But some clerics, including Melbourne Archbishop Peter Comensoli, one of Australia's most senior and vocal bishops, have vowed to ignore the laws in an effort to uphold the seal of the confessional.
Archbishop Comensoli told Australian public radio that he would urge anyone who confessed to child sexual abuse to tell police. But he added that he, personally, would not break the seal, preferring to go to jail.
The laws broadly make it a crime if members of the clergy do report abuse or suspected abuse to police. Penalties for breaching the new laws range from fines to decades in prison, and the laws underscore the rollback of special concessions for the church in Australia following the country's landmark Royal Commission into Institutional Responses to Child Sexual Abuse.

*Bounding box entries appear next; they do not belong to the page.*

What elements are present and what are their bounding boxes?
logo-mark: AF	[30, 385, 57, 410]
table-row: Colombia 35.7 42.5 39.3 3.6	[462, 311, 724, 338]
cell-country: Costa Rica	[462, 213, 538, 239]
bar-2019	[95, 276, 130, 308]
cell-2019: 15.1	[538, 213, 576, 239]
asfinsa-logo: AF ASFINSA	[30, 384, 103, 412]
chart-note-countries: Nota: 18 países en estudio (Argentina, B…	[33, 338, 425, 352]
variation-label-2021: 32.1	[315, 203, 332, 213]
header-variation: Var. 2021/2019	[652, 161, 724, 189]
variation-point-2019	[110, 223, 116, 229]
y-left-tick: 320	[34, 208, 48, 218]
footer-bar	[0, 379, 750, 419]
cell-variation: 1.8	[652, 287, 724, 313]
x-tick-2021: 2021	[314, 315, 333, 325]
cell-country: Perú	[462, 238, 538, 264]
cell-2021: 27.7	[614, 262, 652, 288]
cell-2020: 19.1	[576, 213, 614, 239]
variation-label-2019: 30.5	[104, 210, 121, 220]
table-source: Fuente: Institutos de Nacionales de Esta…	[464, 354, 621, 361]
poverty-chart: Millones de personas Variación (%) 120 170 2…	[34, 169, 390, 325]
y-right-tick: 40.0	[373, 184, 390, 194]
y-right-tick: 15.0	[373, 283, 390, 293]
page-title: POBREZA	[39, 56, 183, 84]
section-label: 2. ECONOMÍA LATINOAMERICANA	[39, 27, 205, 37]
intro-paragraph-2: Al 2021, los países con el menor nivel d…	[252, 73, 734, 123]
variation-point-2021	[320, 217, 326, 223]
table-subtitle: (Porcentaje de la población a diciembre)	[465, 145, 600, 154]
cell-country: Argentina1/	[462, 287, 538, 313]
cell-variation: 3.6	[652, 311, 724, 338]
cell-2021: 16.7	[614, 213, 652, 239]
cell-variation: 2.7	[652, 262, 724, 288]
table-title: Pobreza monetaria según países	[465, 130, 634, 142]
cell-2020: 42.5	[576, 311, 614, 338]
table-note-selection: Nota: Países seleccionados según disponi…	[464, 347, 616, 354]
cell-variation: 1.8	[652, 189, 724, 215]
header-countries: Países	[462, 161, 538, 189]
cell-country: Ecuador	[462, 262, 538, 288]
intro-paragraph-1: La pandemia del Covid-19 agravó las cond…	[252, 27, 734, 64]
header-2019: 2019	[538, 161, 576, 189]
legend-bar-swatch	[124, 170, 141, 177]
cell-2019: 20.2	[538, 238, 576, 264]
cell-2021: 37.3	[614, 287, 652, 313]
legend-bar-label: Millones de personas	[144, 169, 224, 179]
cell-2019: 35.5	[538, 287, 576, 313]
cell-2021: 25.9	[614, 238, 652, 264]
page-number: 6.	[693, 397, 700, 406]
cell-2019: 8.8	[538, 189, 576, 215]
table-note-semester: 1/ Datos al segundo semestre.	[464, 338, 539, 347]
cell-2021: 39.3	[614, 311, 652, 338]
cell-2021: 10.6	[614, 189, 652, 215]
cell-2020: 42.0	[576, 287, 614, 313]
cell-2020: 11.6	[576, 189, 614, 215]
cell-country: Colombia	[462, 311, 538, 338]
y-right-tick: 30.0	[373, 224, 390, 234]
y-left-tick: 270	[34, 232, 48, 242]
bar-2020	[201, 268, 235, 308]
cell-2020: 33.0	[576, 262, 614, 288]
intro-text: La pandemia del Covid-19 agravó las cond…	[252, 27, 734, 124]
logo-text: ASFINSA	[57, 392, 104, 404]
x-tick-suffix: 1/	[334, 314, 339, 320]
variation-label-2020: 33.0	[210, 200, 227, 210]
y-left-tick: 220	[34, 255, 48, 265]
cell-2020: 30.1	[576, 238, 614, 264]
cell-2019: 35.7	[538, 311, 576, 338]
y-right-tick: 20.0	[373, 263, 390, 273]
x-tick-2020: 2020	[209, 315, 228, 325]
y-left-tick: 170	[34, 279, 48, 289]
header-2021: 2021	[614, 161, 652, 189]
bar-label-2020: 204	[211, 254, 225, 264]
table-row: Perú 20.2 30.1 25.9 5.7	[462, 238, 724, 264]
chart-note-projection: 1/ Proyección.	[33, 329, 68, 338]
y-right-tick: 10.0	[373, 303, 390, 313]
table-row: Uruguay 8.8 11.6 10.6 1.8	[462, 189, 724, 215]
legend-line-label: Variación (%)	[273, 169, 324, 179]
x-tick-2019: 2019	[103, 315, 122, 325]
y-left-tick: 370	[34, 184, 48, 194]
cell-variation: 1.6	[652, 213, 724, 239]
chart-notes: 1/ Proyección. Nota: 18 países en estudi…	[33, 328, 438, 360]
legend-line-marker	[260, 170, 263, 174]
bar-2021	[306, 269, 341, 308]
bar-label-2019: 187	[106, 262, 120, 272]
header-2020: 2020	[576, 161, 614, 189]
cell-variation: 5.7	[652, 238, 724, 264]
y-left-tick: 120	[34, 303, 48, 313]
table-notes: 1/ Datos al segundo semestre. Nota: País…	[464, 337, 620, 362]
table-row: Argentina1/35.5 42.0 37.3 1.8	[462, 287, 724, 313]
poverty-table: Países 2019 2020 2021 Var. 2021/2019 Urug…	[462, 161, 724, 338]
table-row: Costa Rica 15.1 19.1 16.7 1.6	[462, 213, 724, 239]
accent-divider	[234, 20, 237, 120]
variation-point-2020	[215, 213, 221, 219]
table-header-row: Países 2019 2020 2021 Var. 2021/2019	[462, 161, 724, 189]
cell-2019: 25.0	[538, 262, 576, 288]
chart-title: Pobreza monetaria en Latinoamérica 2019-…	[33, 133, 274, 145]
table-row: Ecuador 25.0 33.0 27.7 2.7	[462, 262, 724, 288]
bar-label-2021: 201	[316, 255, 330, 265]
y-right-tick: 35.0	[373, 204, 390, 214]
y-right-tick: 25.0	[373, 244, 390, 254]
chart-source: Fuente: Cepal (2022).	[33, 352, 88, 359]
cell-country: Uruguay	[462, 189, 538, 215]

The laws have flowed from recommendations made by the Royal Commission, which ran from 2013 to 2017, when its finding where handed down along with 52 recommendations, many covering activities of the church.
Victoria and Tasmania join Queensland and Western Australia as having passed or introduced such laws to parliament. New South Wales, the Australian Capital Territory, South Australia, Queensland and the Northern Territory governments have signaled they will introduce legislation.
The new laws in Australia stand in contradiction to the Code of Canon Law, which states: "The sacramental seal is inviolable; therefore it is absolutely forbidden for a confessor to betray in any way a penitent in words or in any manner and for any reason."
At present, a priest who breaks the seal of confession would be subject to automatic excommunication, unless otherwise decided by the pope.
Along with Archbishop Comensoli, other bishops also have vowed to ignore the new laws. These include Bishop Greg O'Kelly, apostolic administrator of Adelaide, and Sydney Archbishop Anthony Fisher. As well, all three bishops and other senior clerics have effectively described the new confessional laws as a distraction that would do nothing to halt child sexual abuse.
Bishop O'Kelly told the Australian Broadcasting Corp. that, in 28 years as a priest, he had never had anyone confess to child sexual abuse, either anonymously or in person.
"If you've ever had anything to do with a pedophile, they think they're innocent and so won't line up at a confessional," one veteran Australian priest who asked not to be named told CNS. "Common practice (for confession of any serious crime) is for a confessor to say 'we need to talk about this outside the confessional' and certainly to withhold absolution till the penitent has gone to the police."
The emergence of the issue comes at a delicate time for the Australian Catholic Church, which is undertaking two major processes that would result in a root and branch reform of the institution.
The Plenary Council, Australia's first in 80 years and a rarity anywhere in the Catholic world, will be held over two sessions, in 2020 and 2021.
A review of church governance at parish and diocesan levels began in May 2019 and is being undertaken by a six-person panel of lay Catholics, under the chairmanship of retired Western Australia Supreme Court Justice Neville Owen. He was also the head of the Truth, Justice and Healing Council formed to coordinate the church's response to the Royal Commission.